Desafortunadamente, no fue el gol lo que puso fin a la sequía de Salah. Es nuestra única crítica a ese momento que había llegado unos 10 minutos antes con un gol brillante más que extraordinario. También llegó en un momento crucial y mostró los buenos márgenes que existen en estos juegos.

West Ham quedó enormemente decepcionado en la noche, comenzando con David Moyes casi renunciando al juego como una causa perdida en su entrevista previa al partido en la que rechazó la idea del pequeño West Ham (seis victorias consecutivas en todas las competiciones) incluso si participó. con el poderoso Liverpool (dos victorias en ocho). La gestión de las expectativas es comprensible y Moyes se ha ganado un margen de maniobra más que suficiente en los últimos meses, pero todavía era sombrío y desalentador.

Aún así, el Liverpool fue igualmente malo en un no evento de una primera mitad que nos hizo desear la diversión y la risa en Leicester-Leeds que lo habían precedido. La segunda mitad, es justo decirlo, compensó la primera. Y a pesar de la mediocridad de West Hamham en la noche después de un período tan alentador, el juego finalmente giró en torno a dos oportunidades con unos minutos de diferencia. Michail Antonio van West Ham se inclinó el primero apenas desviado. Jones reemplazó a un descontento James Milner e inmediatamente preparó a Salah para una oportunidad mucho menos obvia, pero ni por un segundo pensaste que estaba haciendo otra cosa que moverlo de sus pies y alejarlo del defensor antes de que lo pusiera en la esquina superior. para conseguir que el estado de ánimo de Milner cambie. Sequía de seis juegos o no, esa pelota no fue a ninguna parte más que a la red del West Ham.

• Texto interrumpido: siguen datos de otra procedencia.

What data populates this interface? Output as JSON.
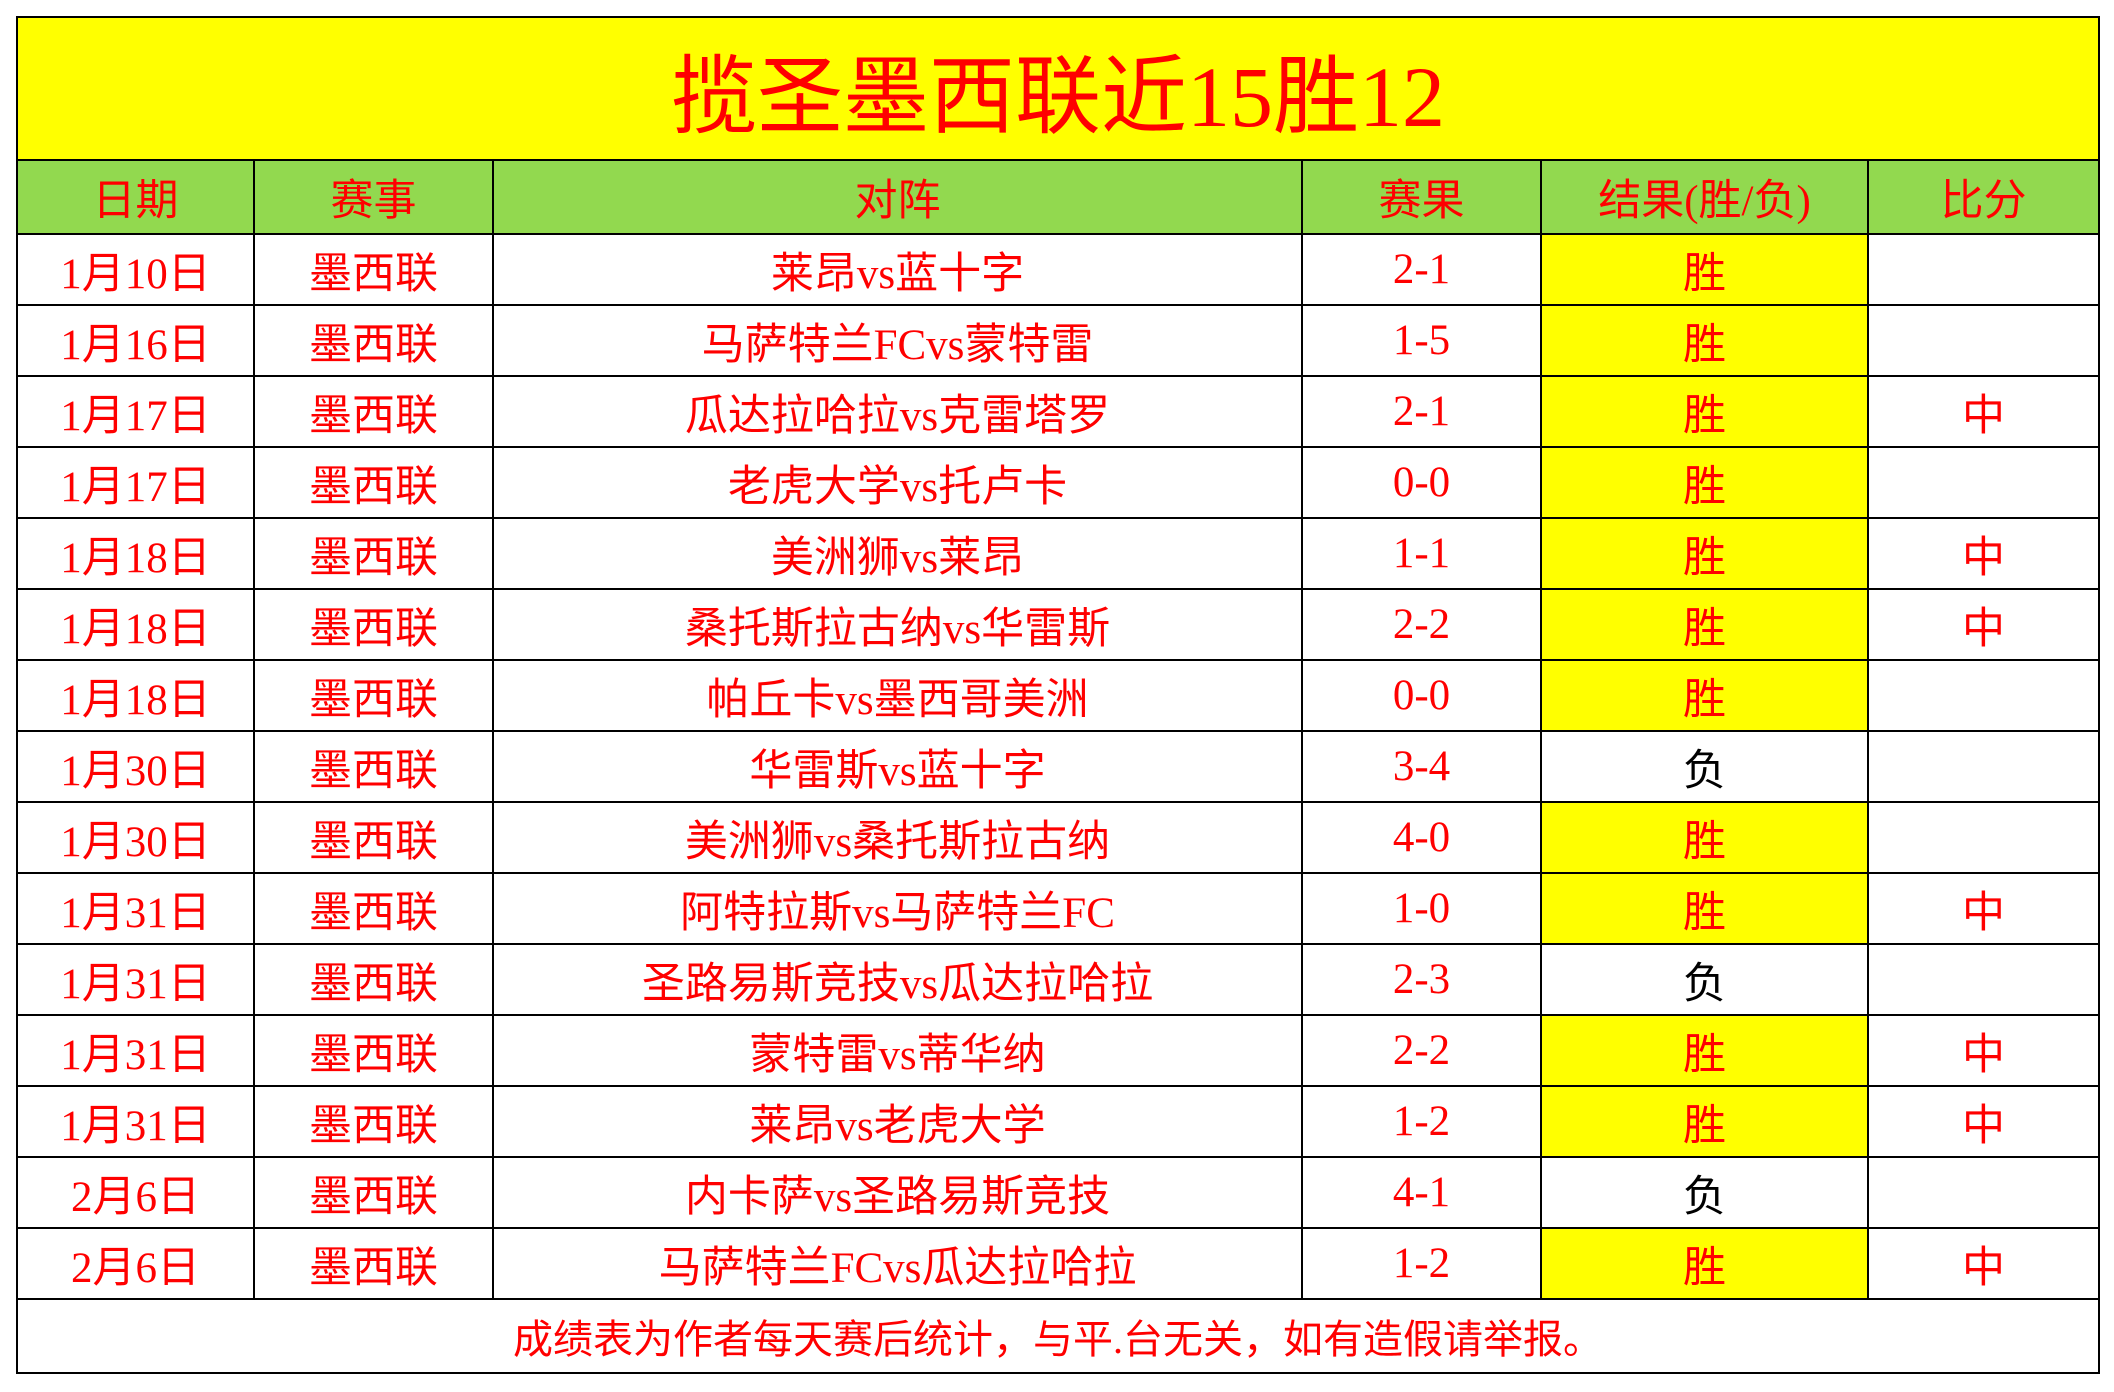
{
  "title": "揽圣墨西联近15胜12",
  "headers": [
    "日期",
    "赛事",
    "对阵",
    "赛果",
    "结果(胜/负)",
    "比分"
  ],
  "rows": [
    {
      "date": "1月10日",
      "league": "墨西联",
      "match": "莱昂vs蓝十字",
      "score": "2-1",
      "result": "胜",
      "bifen": ""
    },
    {
      "date": "1月16日",
      "league": "墨西联",
      "match": "马萨特兰FCvs蒙特雷",
      "score": "1-5",
      "result": "胜",
      "bifen": ""
    },
    {
      "date": "1月17日",
      "league": "墨西联",
      "match": "瓜达拉哈拉vs克雷塔罗",
      "score": "2-1",
      "result": "胜",
      "bifen": "中"
    },
    {
      "date": "1月17日",
      "league": "墨西联",
      "match": "老虎大学vs托卢卡",
      "score": "0-0",
      "result": "胜",
      "bifen": ""
    },
    {
      "date": "1月18日",
      "league": "墨西联",
      "match": "美洲狮vs莱昂",
      "score": "1-1",
      "result": "胜",
      "bifen": "中"
    },
    {
      "date": "1月18日",
      "league": "墨西联",
      "match": "桑托斯拉古纳vs华雷斯",
      "score": "2-2",
      "result": "胜",
      "bifen": "中"
    },
    {
      "date": "1月18日",
      "league": "墨西联",
      "match": "帕丘卡vs墨西哥美洲",
      "score": "0-0",
      "result": "胜",
      "bifen": ""
    },
    {
      "date": "1月30日",
      "league": "墨西联",
      "match": "华雷斯vs蓝十字",
      "score": "3-4",
      "result": "负",
      "bifen": ""
    },
    {
      "date": "1月30日",
      "league": "墨西联",
      "match": "美洲狮vs桑托斯拉古纳",
      "score": "4-0",
      "result": "胜",
      "bifen": ""
    },
    {
      "date": "1月31日",
      "league": "墨西联",
      "match": "阿特拉斯vs马萨特兰FC",
      "score": "1-0",
      "result": "胜",
      "bifen": "中"
    },
    {
      "date": "1月31日",
      "league": "墨西联",
      "match": "圣路易斯竞技vs瓜达拉哈拉",
      "score": "2-3",
      "result": "负",
      "bifen": ""
    },
    {
      "date": "1月31日",
      "league": "墨西联",
      "match": "蒙特雷vs蒂华纳",
      "score": "2-2",
      "result": "胜",
      "bifen": "中"
    },
    {
      "date": "1月31日",
      "league": "墨西联",
      "match": "莱昂vs老虎大学",
      "score": "1-2",
      "result": "胜",
      "bifen": "中"
    },
    {
      "date": "2月6日",
      "league": "墨西联",
      "match": "内卡萨vs圣路易斯竞技",
      "score": "4-1",
      "result": "负",
      "bifen": ""
    },
    {
      "date": "2月6日",
      "league": "墨西联",
      "match": "马萨特兰FCvs瓜达拉哈拉",
      "score": "1-2",
      "result": "胜",
      "bifen": "中"
    }
  ],
  "footer": "成绩表为作者每天赛后统计，与平.台无关，如有造假请举报。",
  "colors": {
    "title_bg": "#ffff00",
    "header_bg": "#92d94f",
    "win_bg": "#ffff00",
    "text": "#ff0000",
    "lose_text": "#000000"
  }
}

Todo el mundo lo sabía, Moyes lo había sabido más de una hora antes, y nadie podía hacer nada para evitarlo.

Dos goles a favor y con Salah de vuelta entre goles contra un muy buen equipo cargado de un complejo de inferioridad, el Liverpool empezó a lanzar el balón con la confianza de antaño y el tercero no fue una sorpresa y fue solo entonces cuando West Ham – frustrante, irritante bastante tarde, empecé a jugar y me sentí cómodo al hacer burbujas.

Para West Ham: ordinario como los Spurs a mitad de semana – La decepción no viene tanto de una derrota por 3-1 ante los actuales campeones, sino a su manera. West Ham ha demostrado que son mejores que esto. Es un juego y una derrota; no debería descarrilarlos, pero la forma y la confianza son cosas engañosas. Liverpool ahora ha logrado mover a ambos e inmediatamente vuelve a estar en el medio.